For long-horizon retirement investors, BrightView Holdings, Inc.
(BV) is the stronger choice — it scores higher on the combination of lower volatility, dividend reliability, and long-term compounding (low volatility (β 1. 13), 2. 8% yield). Serve Robotics Inc. (SERV) carries a higher beta of 4. 09 — meaning larger drawdowns in market downturns, which matters significantly when you cannot wait years for a recovery. Both have compounded well over 10 years (BV: -39. 3%, SERV: +70. 9%), confirming both are viable long-term holds — but the lower-volatility option typically results in less emotional selling during corrections. Retirement portfolios generally favour predictability over maximum returns. Consult a financial advisor before making allocation decisions.

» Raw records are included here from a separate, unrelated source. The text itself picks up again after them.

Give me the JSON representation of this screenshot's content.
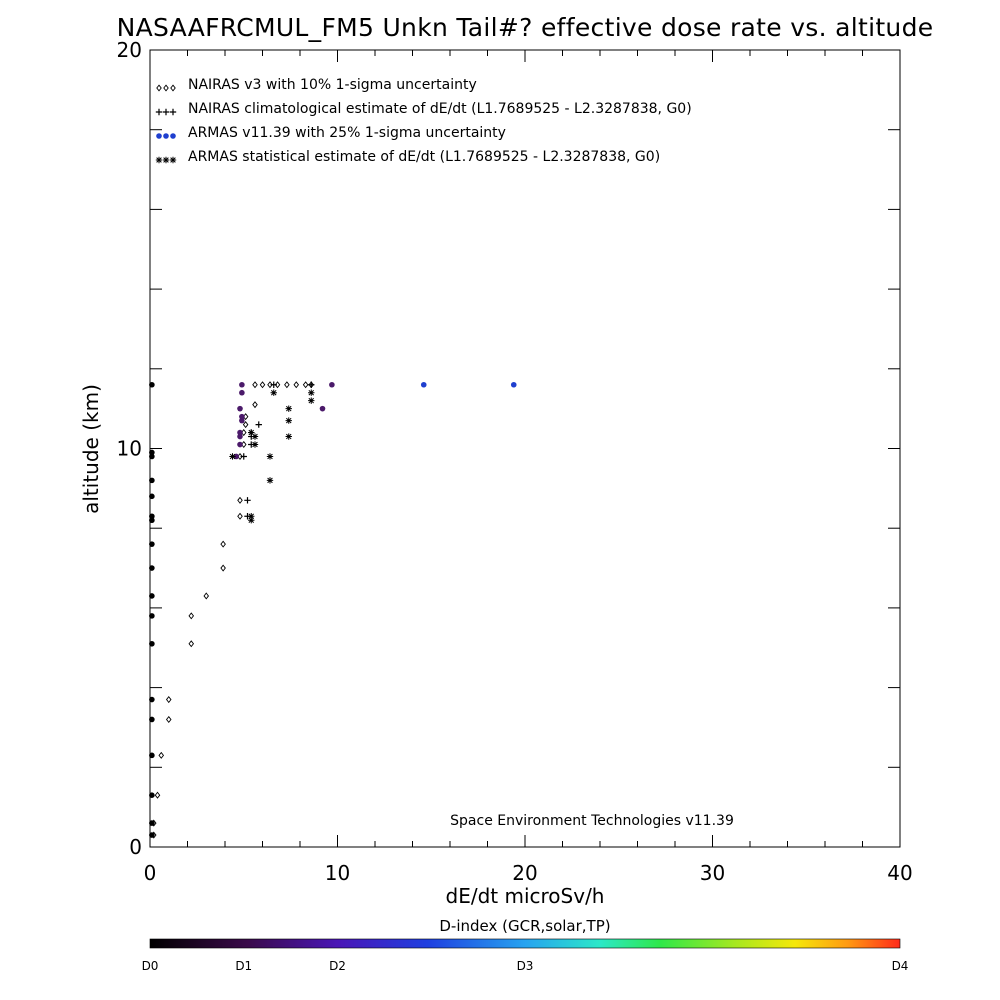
{
  "chart_data": {
    "type": "scatter",
    "title": "NASAAFRCMUL_FM5 Unkn Tail#? effective dose rate vs. altitude",
    "xlabel": "dE/dt microSv/h",
    "ylabel": "altitude (km)",
    "xlim": [
      0,
      40
    ],
    "ylim": [
      0,
      20
    ],
    "x_tick_labels": [
      "0",
      "10",
      "20",
      "30",
      "40"
    ],
    "y_tick_labels": [
      "0",
      "10",
      "20"
    ],
    "x_tick_values": [
      0,
      10,
      20,
      30,
      40
    ],
    "y_tick_values": [
      0,
      10,
      20
    ],
    "credit": "Space Environment Technologies v11.39",
    "legend_position": "top-left",
    "colorbar": {
      "label": "D-index (GCR,solar,TP)",
      "tick_labels": [
        "D0",
        "D1",
        "D2",
        "D3",
        "D4"
      ],
      "tick_values": [
        0,
        0.25,
        0.5,
        1,
        2
      ]
    },
    "series": [
      {
        "name": "NAIRAS v3 with 10% 1-sigma uncertainty",
        "marker": "diamond",
        "color": "#000000",
        "points": [
          [
            0.2,
            0.3
          ],
          [
            0.2,
            0.6
          ],
          [
            0.4,
            1.3
          ],
          [
            0.6,
            2.3
          ],
          [
            1.0,
            3.2
          ],
          [
            1.0,
            3.7
          ],
          [
            2.2,
            5.1
          ],
          [
            2.2,
            5.8
          ],
          [
            3.0,
            6.3
          ],
          [
            3.9,
            7.0
          ],
          [
            3.9,
            7.6
          ],
          [
            4.8,
            8.3
          ],
          [
            4.8,
            8.7
          ],
          [
            4.8,
            9.8
          ],
          [
            5.0,
            10.1
          ],
          [
            5.0,
            10.4
          ],
          [
            5.1,
            10.6
          ],
          [
            5.1,
            10.8
          ],
          [
            5.6,
            11.1
          ],
          [
            5.6,
            11.6
          ],
          [
            6.0,
            11.6
          ],
          [
            6.4,
            11.6
          ],
          [
            6.8,
            11.6
          ],
          [
            7.3,
            11.6
          ],
          [
            7.8,
            11.6
          ],
          [
            8.3,
            11.6
          ],
          [
            8.6,
            11.6
          ]
        ]
      },
      {
        "name": "NAIRAS climatological estimate of dE/dt (L1.7689525 - L2.3287838, G0)",
        "marker": "plus",
        "color": "#000000",
        "points": [
          [
            5.2,
            8.3
          ],
          [
            5.2,
            8.7
          ],
          [
            5.0,
            9.8
          ],
          [
            5.4,
            10.1
          ],
          [
            5.4,
            10.3
          ],
          [
            5.4,
            10.4
          ],
          [
            5.8,
            10.6
          ],
          [
            6.6,
            11.6
          ],
          [
            8.6,
            11.6
          ]
        ]
      },
      {
        "name": "ARMAS v11.39 with 25% 1-sigma uncertainty",
        "marker": "dot",
        "color": "#1f3fcf",
        "points": [
          [
            0.1,
            0.3
          ],
          [
            0.1,
            0.6
          ],
          [
            0.1,
            1.3
          ],
          [
            0.1,
            2.3
          ],
          [
            0.1,
            3.2
          ],
          [
            0.1,
            3.7
          ],
          [
            0.1,
            5.1
          ],
          [
            0.1,
            5.8
          ],
          [
            0.1,
            6.3
          ],
          [
            0.1,
            7.0
          ],
          [
            0.1,
            7.6
          ],
          [
            0.1,
            8.2
          ],
          [
            0.1,
            8.3
          ],
          [
            0.1,
            8.8
          ],
          [
            0.1,
            9.2
          ],
          [
            0.1,
            9.8
          ],
          [
            0.1,
            9.9
          ],
          [
            0.1,
            11.6
          ],
          [
            4.6,
            9.8
          ],
          [
            4.8,
            10.1
          ],
          [
            4.8,
            10.3
          ],
          [
            4.8,
            10.4
          ],
          [
            4.9,
            10.7
          ],
          [
            4.9,
            10.8
          ],
          [
            4.8,
            11.0
          ],
          [
            4.9,
            11.4
          ],
          [
            4.9,
            11.6
          ],
          [
            9.2,
            11.0
          ],
          [
            9.7,
            11.6
          ],
          [
            14.6,
            11.6
          ],
          [
            19.4,
            11.6
          ]
        ]
      },
      {
        "name": "ARMAS statistical estimate of dE/dt (L1.7689525 - L2.3287838, G0)",
        "marker": "asterisk",
        "color": "#000000",
        "points": [
          [
            5.4,
            8.2
          ],
          [
            5.4,
            8.3
          ],
          [
            4.4,
            9.8
          ],
          [
            6.4,
            9.8
          ],
          [
            6.4,
            9.2
          ],
          [
            5.6,
            10.1
          ],
          [
            5.6,
            10.3
          ],
          [
            5.4,
            10.4
          ],
          [
            7.4,
            10.3
          ],
          [
            7.4,
            10.7
          ],
          [
            7.4,
            11.0
          ],
          [
            8.6,
            11.2
          ],
          [
            8.6,
            11.4
          ],
          [
            6.6,
            11.4
          ]
        ]
      }
    ]
  }
}
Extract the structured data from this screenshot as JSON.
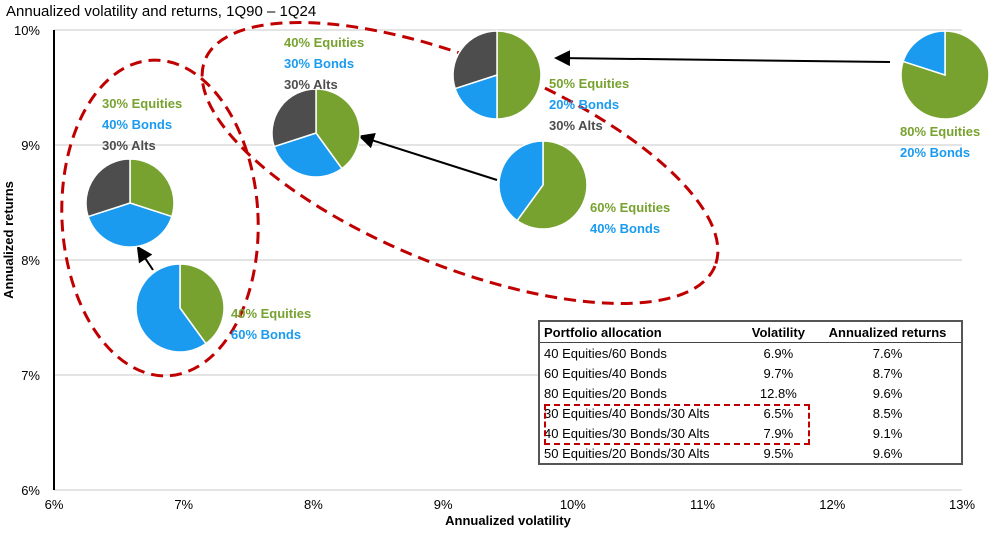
{
  "chart_data": {
    "type": "scatter",
    "title": "Annualized volatility and returns, 1Q90 – 1Q24",
    "xlabel": "Annualized volatility",
    "ylabel": "Annualized returns",
    "xlim": [
      6,
      13
    ],
    "ylim": [
      6,
      10
    ],
    "xticks": [
      "6%",
      "7%",
      "8%",
      "9%",
      "10%",
      "11%",
      "12%",
      "13%"
    ],
    "yticks": [
      "6%",
      "7%",
      "8%",
      "9%",
      "10%"
    ],
    "grid": "horizontal",
    "colors": {
      "equities": "#77a22f",
      "bonds": "#1a9bf0",
      "alts": "#4d4d4d",
      "highlight": "#c00000"
    },
    "portfolios": [
      {
        "name": "40 Equities/60 Bonds",
        "volatility": "6.9%",
        "returns": "7.6%",
        "equities": 40,
        "bonds": 60,
        "alts": 0,
        "labels": [
          "40% Equities",
          "60% Bonds"
        ]
      },
      {
        "name": "60 Equities/40 Bonds",
        "volatility": "9.7%",
        "returns": "8.7%",
        "equities": 60,
        "bonds": 40,
        "alts": 0,
        "labels": [
          "60% Equities",
          "40% Bonds"
        ]
      },
      {
        "name": "80 Equities/20 Bonds",
        "volatility": "12.8%",
        "returns": "9.6%",
        "equities": 80,
        "bonds": 20,
        "alts": 0,
        "labels": [
          "80% Equities",
          "20% Bonds"
        ]
      },
      {
        "name": "30 Equities/40 Bonds/30 Alts",
        "volatility": "6.5%",
        "returns": "8.5%",
        "equities": 30,
        "bonds": 40,
        "alts": 30,
        "labels": [
          "30% Equities",
          "40% Bonds",
          "30% Alts"
        ]
      },
      {
        "name": "40 Equities/30 Bonds/30 Alts",
        "volatility": "7.9%",
        "returns": "9.1%",
        "equities": 40,
        "bonds": 30,
        "alts": 30,
        "labels": [
          "40% Equities",
          "30% Bonds",
          "30% Alts"
        ]
      },
      {
        "name": "50 Equities/20 Bonds/30 Alts",
        "volatility": "9.5%",
        "returns": "9.6%",
        "equities": 50,
        "bonds": 20,
        "alts": 30,
        "labels": [
          "50% Equities",
          "20% Bonds",
          "30% Alts"
        ]
      }
    ],
    "table": {
      "headers": [
        "Portfolio allocation",
        "Volatility",
        "Annualized returns"
      ]
    }
  }
}
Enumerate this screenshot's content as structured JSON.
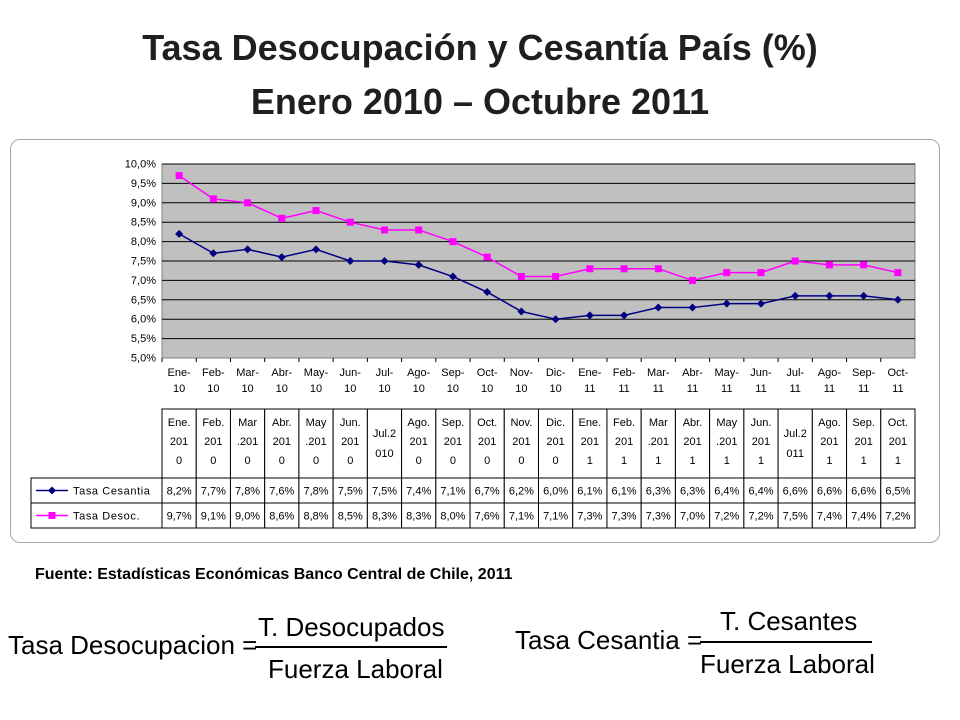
{
  "title": "Tasa Desocupación y Cesantía País (%)",
  "subtitle": "Enero 2010 – Octubre 2011",
  "source": "Fuente: Estadísticas Económicas Banco Central de Chile, 2011",
  "formulas": {
    "desocupacion": {
      "lhs": "Tasa Desocupacion =",
      "numerator": "T. Desocupados",
      "denominator": "Fuerza Laboral"
    },
    "cesantia": {
      "lhs": "Tasa Cesantia =",
      "numerator": "T. Cesantes",
      "denominator": "Fuerza Laboral"
    }
  },
  "chart_data": {
    "type": "line",
    "categories": [
      [
        "Ene-",
        "10"
      ],
      [
        "Feb-",
        "10"
      ],
      [
        "Mar-",
        "10"
      ],
      [
        "Abr-",
        "10"
      ],
      [
        "May-",
        "10"
      ],
      [
        "Jun-",
        "10"
      ],
      [
        "Jul-",
        "10"
      ],
      [
        "Ago-",
        "10"
      ],
      [
        "Sep-",
        "10"
      ],
      [
        "Oct-",
        "10"
      ],
      [
        "Nov-",
        "10"
      ],
      [
        "Dic-",
        "10"
      ],
      [
        "Ene-",
        "11"
      ],
      [
        "Feb-",
        "11"
      ],
      [
        "Mar-",
        "11"
      ],
      [
        "Abr-",
        "11"
      ],
      [
        "May-",
        "11"
      ],
      [
        "Jun-",
        "11"
      ],
      [
        "Jul-",
        "11"
      ],
      [
        "Ago-",
        "11"
      ],
      [
        "Sep-",
        "11"
      ],
      [
        "Oct-",
        "11"
      ]
    ],
    "table_headers": [
      [
        "Ene.",
        "201",
        "0"
      ],
      [
        "Feb.",
        "201",
        "0"
      ],
      [
        "Mar",
        ".201",
        "0"
      ],
      [
        "Abr.",
        "201",
        "0"
      ],
      [
        "May",
        ".201",
        "0"
      ],
      [
        "Jun.",
        "201",
        "0"
      ],
      [
        "Jul.2",
        "010"
      ],
      [
        "Ago.",
        "201",
        "0"
      ],
      [
        "Sep.",
        "201",
        "0"
      ],
      [
        "Oct.",
        "201",
        "0"
      ],
      [
        "Nov.",
        "201",
        "0"
      ],
      [
        "Dic.",
        "201",
        "0"
      ],
      [
        "Ene.",
        "201",
        "1"
      ],
      [
        "Feb.",
        "201",
        "1"
      ],
      [
        "Mar",
        ".201",
        "1"
      ],
      [
        "Abr.",
        "201",
        "1"
      ],
      [
        "May",
        ".201",
        "1"
      ],
      [
        "Jun.",
        "201",
        "1"
      ],
      [
        "Jul.2",
        "011"
      ],
      [
        "Ago.",
        "201",
        "1"
      ],
      [
        "Sep.",
        "201",
        "1"
      ],
      [
        "Oct.",
        "201",
        "1"
      ]
    ],
    "yticks": [
      "5,0%",
      "5,5%",
      "6,0%",
      "6,5%",
      "7,0%",
      "7,5%",
      "8,0%",
      "8,5%",
      "9,0%",
      "9,5%",
      "10,0%"
    ],
    "ylim": [
      5.0,
      10.0
    ],
    "grid": true,
    "plot_background": "#c0c0c0",
    "legend": "table below the chart",
    "series": [
      {
        "name": "Tasa Cesantia",
        "color": "#000080",
        "marker": "diamond",
        "values": [
          8.2,
          7.7,
          7.8,
          7.6,
          7.8,
          7.5,
          7.5,
          7.4,
          7.1,
          6.7,
          6.2,
          6.0,
          6.1,
          6.1,
          6.3,
          6.3,
          6.4,
          6.4,
          6.6,
          6.6,
          6.6,
          6.5
        ],
        "labels": [
          "8,2%",
          "7,7%",
          "7,8%",
          "7,6%",
          "7,8%",
          "7,5%",
          "7,5%",
          "7,4%",
          "7,1%",
          "6,7%",
          "6,2%",
          "6,0%",
          "6,1%",
          "6,1%",
          "6,3%",
          "6,3%",
          "6,4%",
          "6,4%",
          "6,6%",
          "6,6%",
          "6,6%",
          "6,5%"
        ]
      },
      {
        "name": "Tasa Desoc.",
        "color": "#ff00ff",
        "marker": "square",
        "values": [
          9.7,
          9.1,
          9.0,
          8.6,
          8.8,
          8.5,
          8.3,
          8.3,
          8.0,
          7.6,
          7.1,
          7.1,
          7.3,
          7.3,
          7.3,
          7.0,
          7.2,
          7.2,
          7.5,
          7.4,
          7.4,
          7.2
        ],
        "labels": [
          "9,7%",
          "9,1%",
          "9,0%",
          "8,6%",
          "8,8%",
          "8,5%",
          "8,3%",
          "8,3%",
          "8,0%",
          "7,6%",
          "7,1%",
          "7,1%",
          "7,3%",
          "7,3%",
          "7,3%",
          "7,0%",
          "7,2%",
          "7,2%",
          "7,5%",
          "7,4%",
          "7,4%",
          "7,2%"
        ]
      }
    ]
  }
}
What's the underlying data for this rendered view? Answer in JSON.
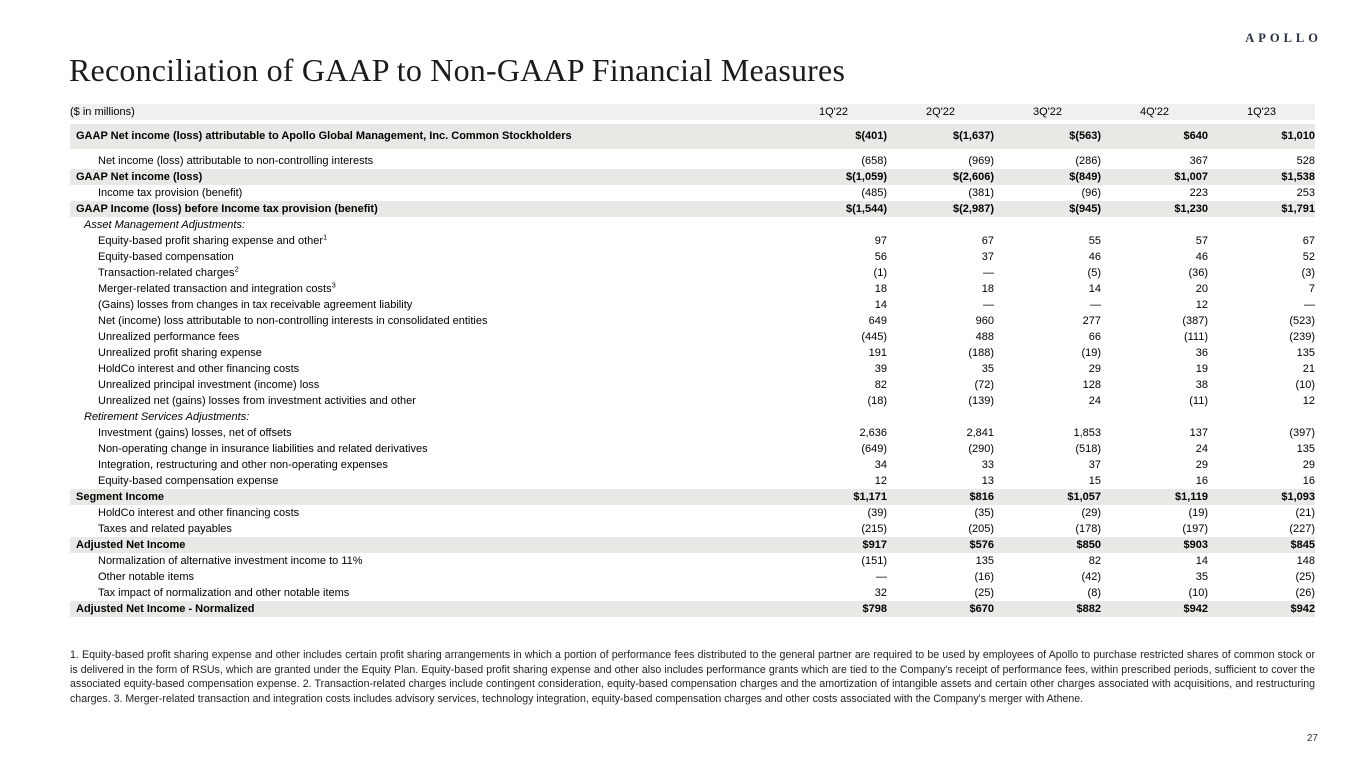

09What are the main differences between BV and SERV?
Both stocks operate in the Industrials sector, making this a peer-level intra-sector comparison — the same macro tailwinds and headwinds will affect both.
In terms of investment character: BV is a small-cap quality compounder stock; SERV is a small-cap high-growth stock. BV pays a dividend while SERV does not, making them suitable for different income and tax situations. These fundamental differences mean investors should not choose between them on a single metric — the "better stock" depends entirely on which of these characteristics aligns with your investment strategy.
Find Stocks Like These
Explore pre-built screens for each stock's profile, or build a custom screen to find stocks that outperform both.
You Might Also Compare
Based on how these companies actually compete and overlap — not just which sector they're filed under.